Homeschoolers also get out of some of the hidden costs of public school attendance. Veteran Indiana homeschool mom Rebecca Hunt says “I bet I save several hundred dollars a year just because my kids aren’t coming home begging for the latest tennis shoe or whatever is in fashion.”

Those aren’t the only savings. Transportation to and from school, school lunch costs, “book fees” and mandatory but often unnecessary school supplies are some of the expenses that add up for public school children. Homeschoolers also save by having the flexibility to schedule their vacations at times when tourist prices are down.

Rebecca says “We homeschool to teach our kids leadership, independence and strong moral values, but it is nice to realize that homeschooling doesn’t necessarily mean that it will cost you more in total to educate your kids.”

Today’s schools are not the schools you attended. The revolt will go on around any child within the system. Whether the system eventually changes in a decade, goes bankrupt, or implodes because of the growing exodus of families who no longer buy that training their children to take tests is “education,” you can spare your child and provide an education at the same time.

One day, your grown child will thank you.

LindaSig



P. S. Even as I wrote this, here are a couple of news items that popped into my e-mail. Yup. The public schooling revolt begins.

Wake schools could face layoffs, administrators warn

RALEIGH — Wake County school administrators painted their grimmest budget picture yet for next school year as they warned today that layoffs are inevitable and that deep classroom cuts will have to be considered.

The school system is facing the loss of more than $100 million in funding next year from the loss of federal stimulus dollars and the state facing a $3 billion revenue shortfall. With salaries accounting for more than 80 percent of Wake’s $1.2 billion operating budget, Chief Business Officer David Neter said layoffs are “inevitable” based on the scope of the funding cuts.

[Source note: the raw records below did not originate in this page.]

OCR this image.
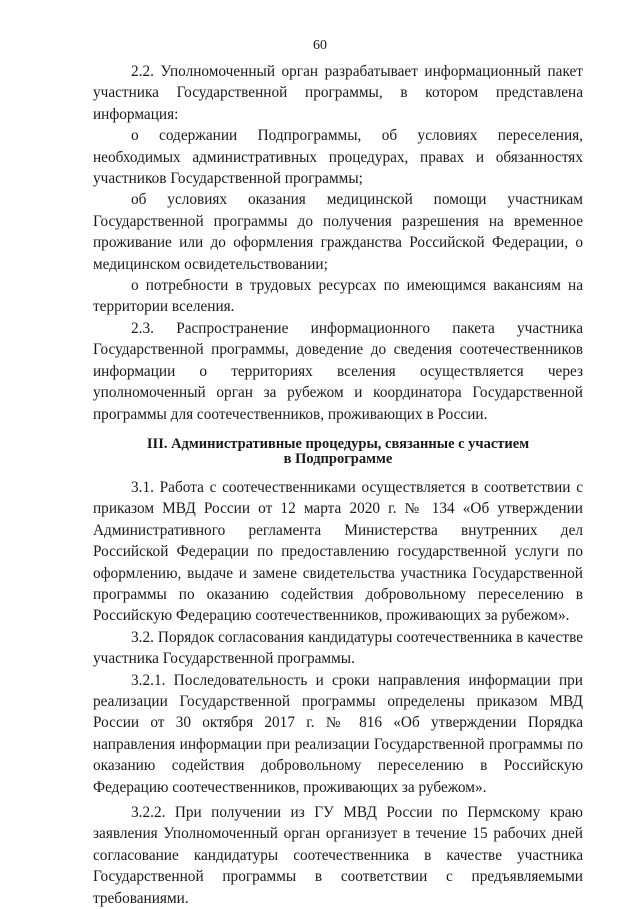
60

2.2. Уполномоченный орган разрабатывает информационный пакет участника Государственной программы, в котором представлена информация:

о содержании Подпрограммы, об условиях переселения, необходимых административных процедурах, правах и обязанностях участников Государственной программы;

об условиях оказания медицинской помощи участникам Государственной программы до получения разрешения на временное проживание или до оформления гражданства Российской Федерации, о медицинском освидетельствовании;

о потребности в трудовых ресурсах по имеющимся вакансиям на территории вселения.

2.3. Распространение информационного пакета участника Государственной программы, доведение до сведения соотечественников информации о территориях вселения осуществляется через уполномоченный орган за рубежом и координатора Государственной программы для соотечественников, проживающих в России.

III. Административные процедуры, связанные с участием
в Подпрограмме

3.1. Работа с соотечественниками осуществляется в соответствии с приказом МВД России от 12 марта 2020 г. № 134 «Об утверждении Административного регламента Министерства внутренних дел Российской Федерации по предоставлению государственной услуги по оформлению, выдаче и замене свидетельства участника Государственной программы по оказанию содействия добровольному переселению в Российскую Федерацию соотечественников, проживающих за рубежом».

3.2. Порядок согласования кандидатуры соотечественника в качестве участника Государственной программы.

3.2.1. Последовательность и сроки направления информации при реализации Государственной программы определены приказом МВД России от 30 октября 2017 г. № 816 «Об утверждении Порядка направления информации при реализации Государственной программы по оказанию содействия добровольному переселению в Российскую Федерацию соотечественников, проживающих за рубежом».

3.2.2. При получении из ГУ МВД России по Пермскому краю заявления Уполномоченный орган организует в течение 15 рабочих дней согласование кандидатуры соотечественника в качестве участника Государственной программы в соответствии с предъявляемыми требованиями.
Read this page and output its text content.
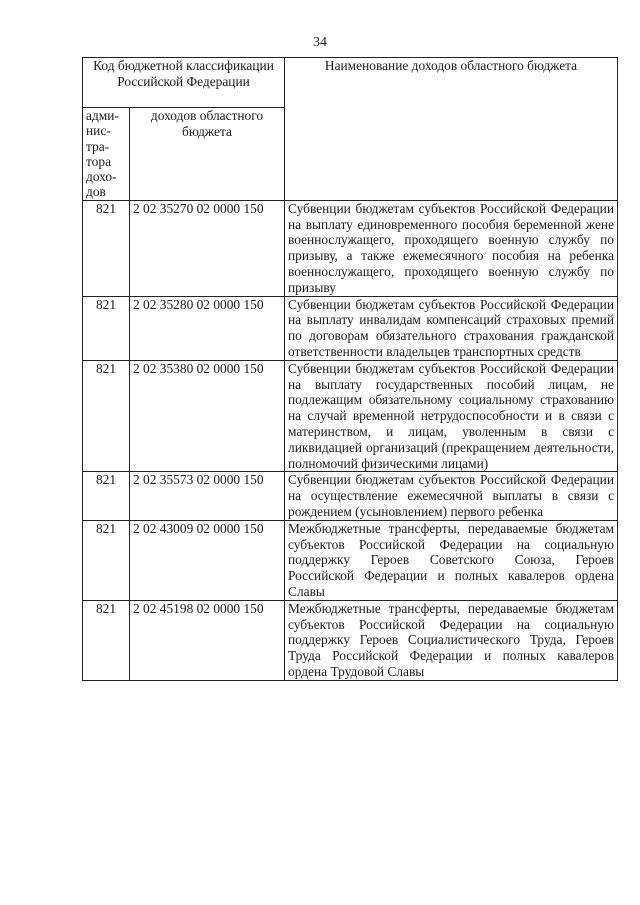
34
Код бюджетной классификации Российской Федерации		Наименование доходов областного бюджета
адми-нис-тра-тора дохо-дов	доходов областного бюджета	
821	2 02 35270 02 0000 150	Субвенции бюджетам субъектов Российской Федерации на выплату единовременного пособия беременной жене военнослужащего, проходящего военную службу по призыву, а также ежемесячного пособия на ребенка военнослужащего, проходящего военную службу по призыву
821	2 02 35280 02 0000 150	Субвенции бюджетам субъектов Российской Федерации на выплату инвалидам компенсаций страховых премий по договорам обязательного страхования гражданской ответственности владельцев транспортных средств
821	2 02 35380 02 0000 150	Субвенции бюджетам субъектов Российской Федерации на выплату государственных пособий лицам, не подлежащим обязательному социальному страхованию на случай временной нетрудоспособности и в связи с материнством, и лицам, уволенным в связи с ликвидацией организаций (прекращением деятельности, полномочий физическими лицами)
821	2 02 35573 02 0000 150	Субвенции бюджетам субъектов Российской Федерации на осуществление ежемесячной выплаты в связи с рождением (усыновлением) первого ребенка
821	2 02 43009 02 0000 150	Межбюджетные трансферты, передаваемые бюджетам субъектов Российской Федерации на социальную поддержку Героев Советского Союза, Героев Российской Федерации и полных кавалеров ордена Славы
821	2 02 45198 02 0000 150	Межбюджетные трансферты, передаваемые бюджетам субъектов Российской Федерации на социальную поддержку Героев Социалистического Труда, Героев Труда Российской Федерации и полных кавалеров ордена Трудовой Славы
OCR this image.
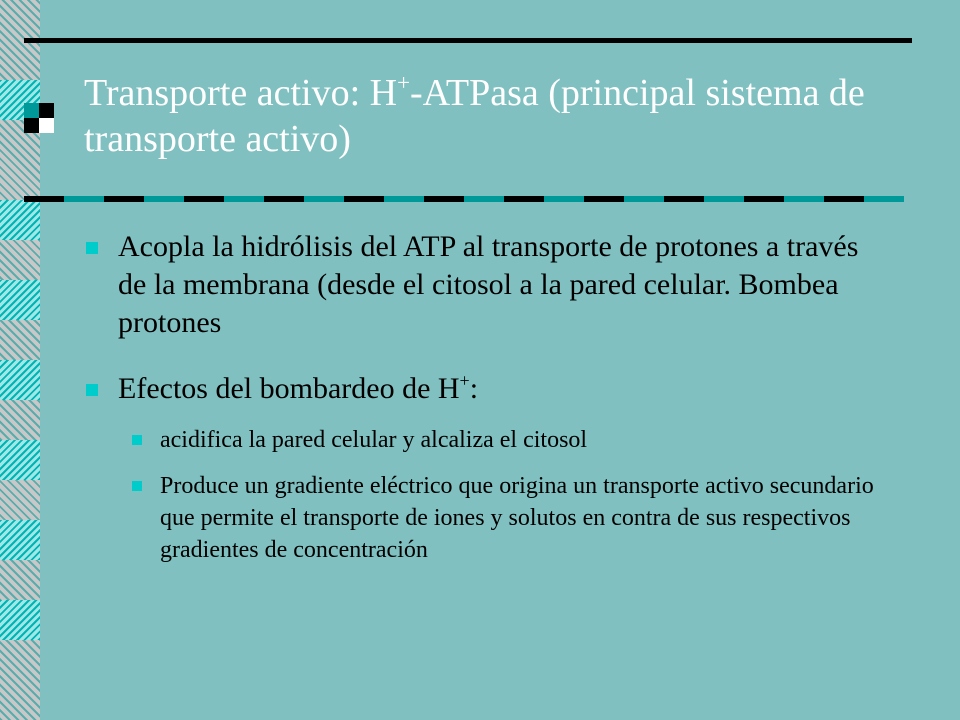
Transporte activo: H+-ATPasa (principal sistema de transporte activo)
Acopla la hidrólisis del ATP al transporte de protones a través de la membrana (desde el citosol a la pared celular. Bombea protones
Efectos del bombardeo de H+:
acidifica la pared celular y alcaliza el citosol
Produce un gradiente eléctrico que origina un transporte activo secundario que permite el transporte de iones y solutos en contra de sus respectivos gradientes de concentración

Charlotte school board members get threats

AP

CHARLOTTE — Police in Charlotte are investigating threatening letters sent to two school board members after the board voted to close 10 schools.

WCNC-TV reported that board member Kaye McGarry received a threatening letter last Friday. Board chairman Eric Davis got one on Saturday. WBTV reported a third threat directed at the entire board a few days ago.

Milton Harris with the police department’s criminal intelligence unit says the letter is clear they were targeted because of the school closure decision.